Adiwarman A. Karim, Bank Islam analisis fiqih dan keuangan, Jakarta: PT RAJAGRAFINDO PERSADA,2010
Nur Rianto Al-Arif, Dasar-dasar ekonomi Islam, Solo: PT ERA ADICITRA INTERMEDIA,2011
Nurul Hak, ekonomi Islam Hukum bisnis syariah, Yogyakarta: Teras,2011
Lutfi hamidi, jejak-jejak ekonomi islam, Jakarta Selatan: Senayan Abadi Publishing,2003
Ahmad wardi muslich, Fiqh Muamalah, Jakarta: Sinar Grafika,2010


[1]M.nur Rianto Al-Arif, Dasar-dasar ekonomi Islam, (Solo:PT ERA ADICITRA INTERMEDIA,2011),Hlm 299-303.
[2] Nurul Hak, ekonomi Islam Hukum bisnis syariah, (yogyakarta:Teras,2011), hlm 23-25.
[3] M.nur Rianto Al-Arif, Dasar-dasar ekonomi Islam, (Solo:PT ERA ADICITRA INTERMEDIA,2011),Hlm 305-307.
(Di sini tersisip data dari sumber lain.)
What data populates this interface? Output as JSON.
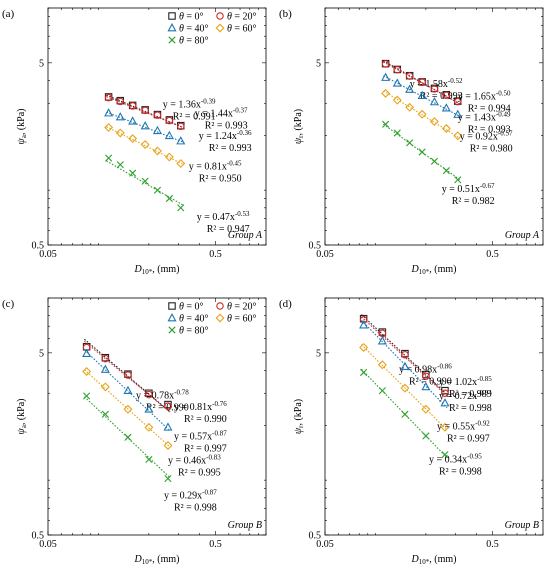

[4] Adiwarman A. Karim, Bank Islam analisis fiqih dan keuangan, (jakarta: PT RAJAGRAFINDO PERSADA,2010) hlm. 97-112.
[5] Ibid hlm 65-70.
[6]  Adiwarman A. Karim, Bank Islam analisis fiqih dan keuangan, (jakarta: PT RAJAGRAFINDO PERSADA,2010) hlm 231-252.
[7] Lutfi hamidi, jejak-jejak ekonomi islam, (jakarta selatan: senayan abadi publishing,2003) hlm. 69.
[8] Adiwarman A. Karim, Bank Islam analisis fiqih dan keuangan, (jakarta: PT RAJAGRAFINDO PERSADA,2010) hlm 204.
[9] Ahmad wardi muslich, Fiqh Muamalah, (Jakarta:sinar Grafika,2010) hlm. 365-388.
[10] Adiwarman A. Karim, Bank Islam analisis fiqih dan keuangan, (jakarta: PT RAJAGRAFINDO PERSADA,2010) hlm 279-286.